There have always been dragons. As far back as history is told, men and women have fought them, loyally defending their villages. Dragon slaying was a proud tradition.

But dragons and humans have one thing in common: an insatiable appetite for fossil fuels. From the moment Henry Ford hired his first dragon slayer, no small town was safe. Dragon slayers flocked to cities, leaving more remote areas unprotected.

Such was Trondheim's fate until Owen Thorskard arrived. At sixteen, with dragons advancing and his grades plummeting, Owen faced impossible odds—armed only with a sword, his legacy, and the classmate who agreed to be his bard.

Listen! I am Siobhan McQuaid. I alone know the story of Owen, the story that changes everything. Listen!

I have read several alternate-world novels, but they have all seemed forced to me, and never really piqued my interest. Not so with Johnston's debut novel (and don't you just love when an author's first novel hits it out of the park? Guaranteed spot on my "order everything by" list!)
Johnston imagines a world just like ours - but, with dragons. Not newly arrived dragons, not always-there-but-hidden dragons, but dragons which have been here as long as people, and which have helped shape our history. Remarkably, but believably, that history is not all that different from what you may find in your textbooks - it was just shaped so by dragons (Buddy Holly's airplane, for example, went down when attacked by such). There are some larger differences - dragons being attracted to carbon emissions and large bodies of water, Michigan is pretty much a no man's land now.
Along with music and sports stars, this world also has dragon slayers to offer for hero worship. Most are under contract to large corporations and stationed in large metropolitan areas (after their four years mandatory government service, of course).

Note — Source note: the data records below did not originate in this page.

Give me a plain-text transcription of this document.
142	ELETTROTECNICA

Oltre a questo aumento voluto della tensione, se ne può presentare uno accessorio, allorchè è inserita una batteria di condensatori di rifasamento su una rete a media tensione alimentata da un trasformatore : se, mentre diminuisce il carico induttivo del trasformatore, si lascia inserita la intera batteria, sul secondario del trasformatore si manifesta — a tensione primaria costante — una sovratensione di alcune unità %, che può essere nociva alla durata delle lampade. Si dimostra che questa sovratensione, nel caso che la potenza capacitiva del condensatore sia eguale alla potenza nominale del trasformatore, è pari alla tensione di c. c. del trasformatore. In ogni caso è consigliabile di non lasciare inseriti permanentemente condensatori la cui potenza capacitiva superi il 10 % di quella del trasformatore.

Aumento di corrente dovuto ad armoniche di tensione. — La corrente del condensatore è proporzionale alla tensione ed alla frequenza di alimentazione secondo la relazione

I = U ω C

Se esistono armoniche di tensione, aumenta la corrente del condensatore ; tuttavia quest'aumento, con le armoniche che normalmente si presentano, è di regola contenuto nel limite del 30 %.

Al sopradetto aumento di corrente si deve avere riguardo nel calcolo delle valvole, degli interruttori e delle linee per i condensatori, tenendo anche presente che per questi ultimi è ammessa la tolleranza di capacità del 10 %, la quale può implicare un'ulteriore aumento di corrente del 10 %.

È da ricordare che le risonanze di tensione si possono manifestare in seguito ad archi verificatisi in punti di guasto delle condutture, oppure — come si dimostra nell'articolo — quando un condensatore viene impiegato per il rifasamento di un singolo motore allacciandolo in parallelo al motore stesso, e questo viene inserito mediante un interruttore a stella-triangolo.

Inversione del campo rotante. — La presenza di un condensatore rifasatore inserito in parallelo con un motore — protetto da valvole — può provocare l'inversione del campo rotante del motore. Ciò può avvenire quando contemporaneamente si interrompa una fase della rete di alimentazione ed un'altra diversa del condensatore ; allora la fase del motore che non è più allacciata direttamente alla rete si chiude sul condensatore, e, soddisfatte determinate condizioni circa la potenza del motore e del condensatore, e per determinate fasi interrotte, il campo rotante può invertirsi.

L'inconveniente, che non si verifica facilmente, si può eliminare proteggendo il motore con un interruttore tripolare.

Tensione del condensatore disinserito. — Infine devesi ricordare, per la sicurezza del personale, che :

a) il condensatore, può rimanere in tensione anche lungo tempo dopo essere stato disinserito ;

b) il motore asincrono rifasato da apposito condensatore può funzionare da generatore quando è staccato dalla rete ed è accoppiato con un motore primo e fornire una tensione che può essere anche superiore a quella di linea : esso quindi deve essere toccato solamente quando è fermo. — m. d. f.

Dragon slaying is traditionally a hereditary profession, and many slayers don't live long enough to have very many children, so the pool is dwindling rapidly.
One can imagine the excitement, then, when one of the most popular dragon slayers decides to semi-retire, WITH her dragon-slaying family, to a small town in Canada. This is where the tale begins, and it doesn't stop moving until the final page. Between exciting battle scenes, often humorously related, there is political maneuvering (also humorously related), character development, bonfire parties, music composition, fun teachers, intrigue, internet conspiracy theories, and blossoming relationships (but - spoiler alert - the two main characters do NOT fall in love, which is enough for me to put Johnston on my always-buy list all by itself!)
This does not seem to be set up as part of a series, and while my brain often imagined the screenplay as I read, there were parts that would make me shy away from that as well. No, this is simply a strong, stand-alone, enjoyable read that should be an easy sell to readers of any gender over the age of 12. A must purchase for high school libraries!